I lowered my intake of such high-glycemic, inflammatory foods as white bread, white rice, and potatoes because foods high on the glycemic index spike blood sugar, which can increase hormones and affect your skin. I then started cooking for myself with more fresh, colorful whole foods. Over time, that shift had a massive impact on my skin, hormones, energy, weight, and overall health.
How does what you eat affect your appearance?
The foods you eat become your body on a molecular level, so your food choices are the building blocks your body uses to defend against damage, repair existing issues, and help you thrive inside and out. There’s a direct correlation between nutrient intake and skin and an indirect correlation between your overall health and the quality of your sleep, hormone balance, digestion, etc.
Are there specific foods that wreak havoc on your skin?
Absolutely. Sugar, processed carbohydrates, conventional meat and dairy products, charred foods, and fats cooked at high heat can be uniquely problematic to your specific body, or they can be inflammatory and pro-aging in general.
Are there specific foods that can help with flare-ups from certain skin conditions like acne, psoriasis, or eczema?
It’s difficult to resolve flare-ups with food alone. The better approach is to use your diet to support healing and balance in your body so that you prevent future flare-ups from happening. For each skin concern, the approach would be a little different, but in general, you want to focus on hormone balance, improving digestion and elimination, and reducing inflammation.
Are there superfoods or a mix of ingredients that work well for targeting specific areas?
I like to stress the importance of eating leafy greens daily. They’re packed with vitamins A and C that support healing, cell turnover, collagen production, and the balance of oils. They’re also a good source of fiber that works as a probiotic to feed the beneficial bacteria in your microbiome. All of these factors are key to glowing skin, good moods, and a healthy immune system. Fermented foods like raw sauerkraut and kimchi support healthy digestion and elimination, introduce probiotics into your microbiome, and are packed with beauty-related nutrients that become more easily digestible during fermentation.
Sometimes it can be difficult to give up our skin-care creams and beauty habits, even when we know those products have some questionable ingredients in them.
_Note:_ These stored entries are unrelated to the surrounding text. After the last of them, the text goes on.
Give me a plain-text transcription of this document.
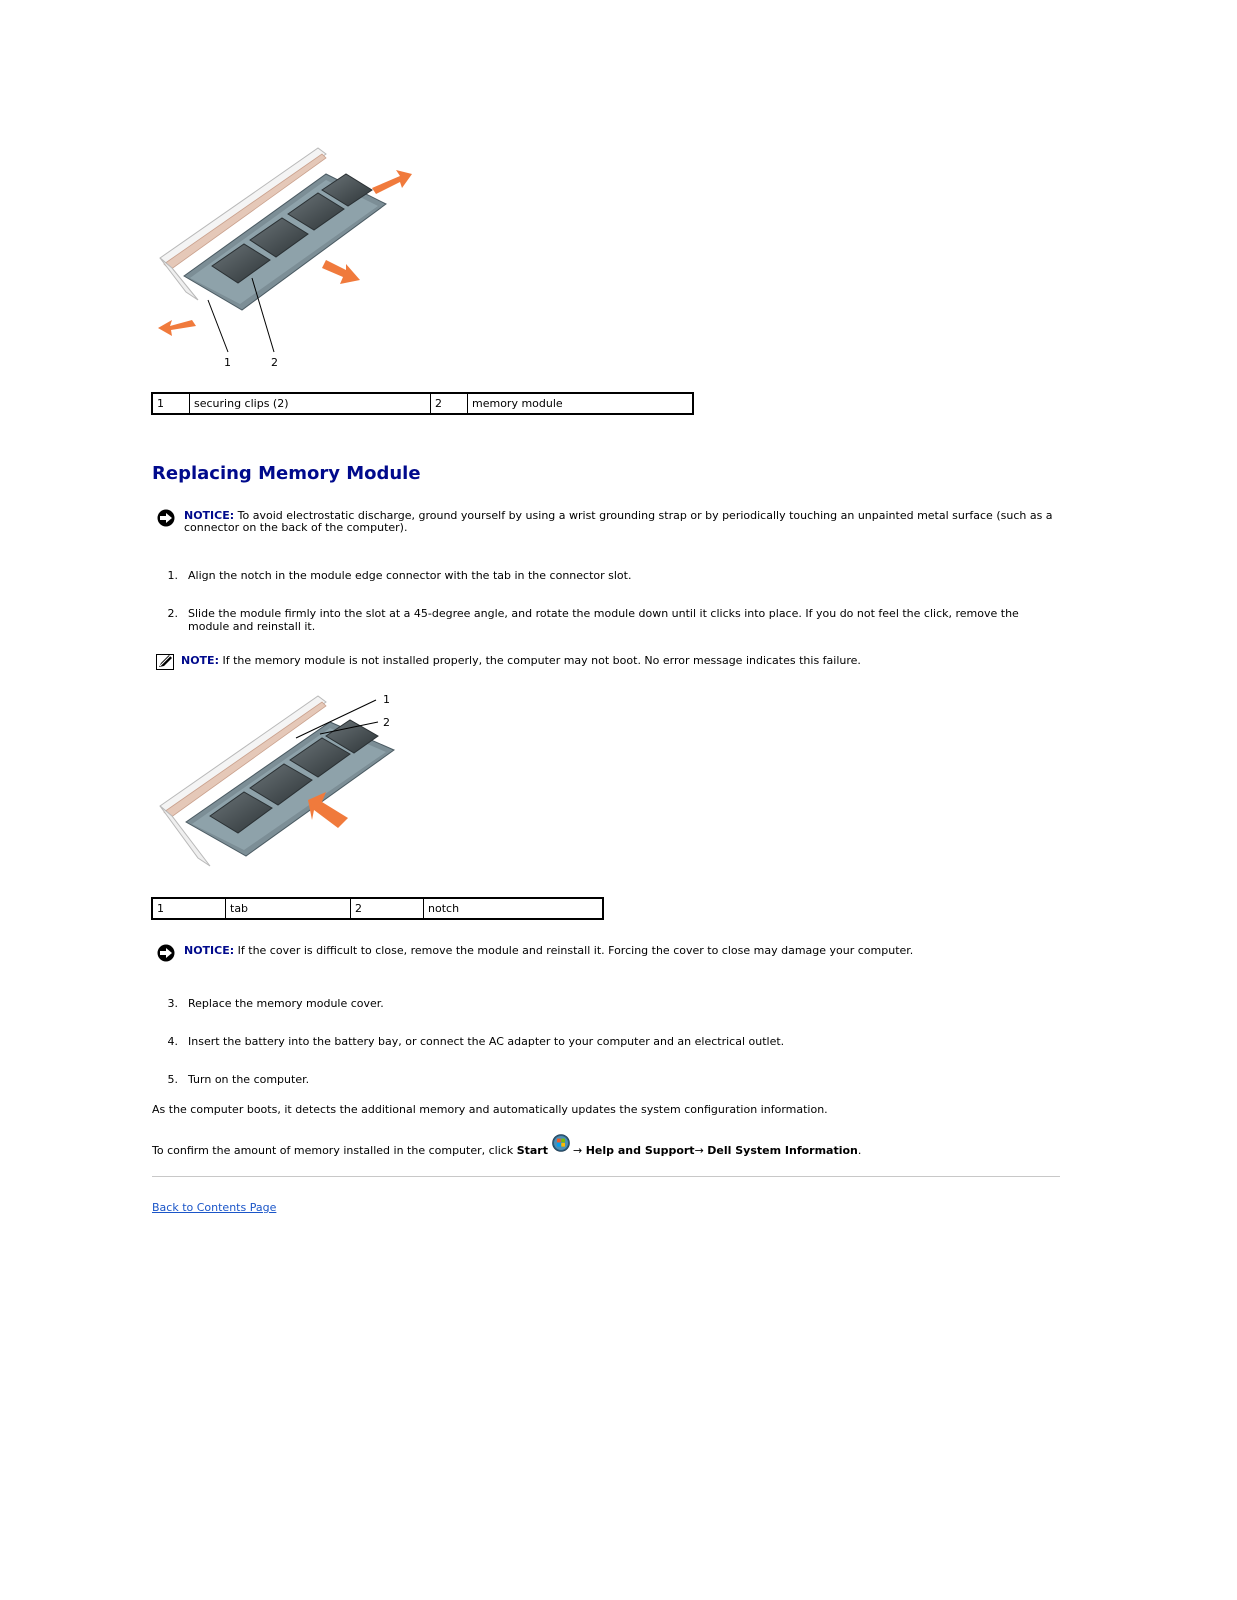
1	2
1	securing clips (2)	2	memory module
Replacing Memory Module
NOTICE: To avoid electrostatic discharge, ground yourself by using a wrist grounding strap or by periodically touching an unpainted metal surface (such as a connector on the back of the computer).
1. Align the notch in the module edge connector with the tab in the connector slot.
2. Slide the module firmly into the slot at a 45-degree angle, and rotate the module down until it clicks into place. If you do not feel the click, remove the module and reinstall it.
NOTE: If the memory module is not installed properly, the computer may not boot. No error message indicates this failure.
1
2
1	tab	2	notch
NOTICE: If the cover is difficult to close, remove the module and reinstall it. Forcing the cover to close may damage your computer.
3. Replace the memory module cover.
4. Insert the battery into the battery bay, or connect the AC adapter to your computer and an electrical outlet.
5. Turn on the computer.

As the computer boots, it detects the additional memory and automatically updates the system configuration information.

To confirm the amount of memory installed in the computer, click Start  → Help and Support→ Dell System Information.

Back to Contents Page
How did you overcome that?
For me, it wasn’t difficult to give up at all because I had tried everything and wasn’t getting results. As a beauty editor, it was my job to test skin-care products and treatments, and I had access to top dermatologists and aestheticians. But I was never able to find a person, product, or service to resolve my cystic acne and eczema until I started experimenting with my own diet and lifestyle.
Is there one type of beauty product or food trend that’s popular but you think should be avoided?
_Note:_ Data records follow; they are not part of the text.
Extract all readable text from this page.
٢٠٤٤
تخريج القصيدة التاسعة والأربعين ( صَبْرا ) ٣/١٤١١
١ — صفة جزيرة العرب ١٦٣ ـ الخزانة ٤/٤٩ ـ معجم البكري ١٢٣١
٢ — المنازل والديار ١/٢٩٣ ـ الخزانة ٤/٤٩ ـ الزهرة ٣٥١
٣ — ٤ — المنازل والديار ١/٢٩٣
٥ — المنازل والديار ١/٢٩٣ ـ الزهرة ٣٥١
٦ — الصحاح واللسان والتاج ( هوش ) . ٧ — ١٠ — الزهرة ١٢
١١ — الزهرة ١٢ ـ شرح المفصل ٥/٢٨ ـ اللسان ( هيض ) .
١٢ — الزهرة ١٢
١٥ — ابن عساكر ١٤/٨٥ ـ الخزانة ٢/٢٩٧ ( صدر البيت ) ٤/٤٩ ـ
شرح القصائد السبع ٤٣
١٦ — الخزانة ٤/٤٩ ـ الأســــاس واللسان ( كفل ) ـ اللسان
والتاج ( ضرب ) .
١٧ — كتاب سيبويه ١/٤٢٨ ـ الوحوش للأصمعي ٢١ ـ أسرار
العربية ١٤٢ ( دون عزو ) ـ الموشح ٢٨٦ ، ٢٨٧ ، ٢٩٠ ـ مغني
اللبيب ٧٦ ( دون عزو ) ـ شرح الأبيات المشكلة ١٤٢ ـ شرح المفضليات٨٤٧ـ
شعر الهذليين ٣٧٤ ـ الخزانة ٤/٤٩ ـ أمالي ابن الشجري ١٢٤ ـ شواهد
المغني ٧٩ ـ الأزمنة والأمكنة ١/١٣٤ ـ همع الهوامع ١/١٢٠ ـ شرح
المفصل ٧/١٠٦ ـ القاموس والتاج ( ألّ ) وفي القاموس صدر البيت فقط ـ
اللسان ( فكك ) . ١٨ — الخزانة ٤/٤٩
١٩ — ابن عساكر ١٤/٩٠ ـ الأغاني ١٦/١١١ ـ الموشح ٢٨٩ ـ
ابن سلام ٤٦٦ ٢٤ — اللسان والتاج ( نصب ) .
In general, we should ignore trends and focus on assessing our individual body’s needs, and understanding how those needs change over time. Keeping our bodies in a happy, balanced place is always going to be more beautifying than whatever trend is big at the moment. That said, there are some trends, like matcha and collagen, that are truly great for your skin.
What are some changes that we could easily make to our daily habits to help with overall beauty nutrition?
First, prioritize the health of your digestive system (which influences both how you absorb nutrition and how you eliminate waste, two keys for beauty and skin health) by consuming at least one serving of fermented foods each day, along with a diet rich in plant fiber (think leafy greens, raw nuts and seeds, beans, and berries). Also, make sure every meal has the three essential components for hormone balance, energy, and satiation: organic proteins, good fats, and an abundance of vegetables. These two habits alone make an incredible difference in skin health.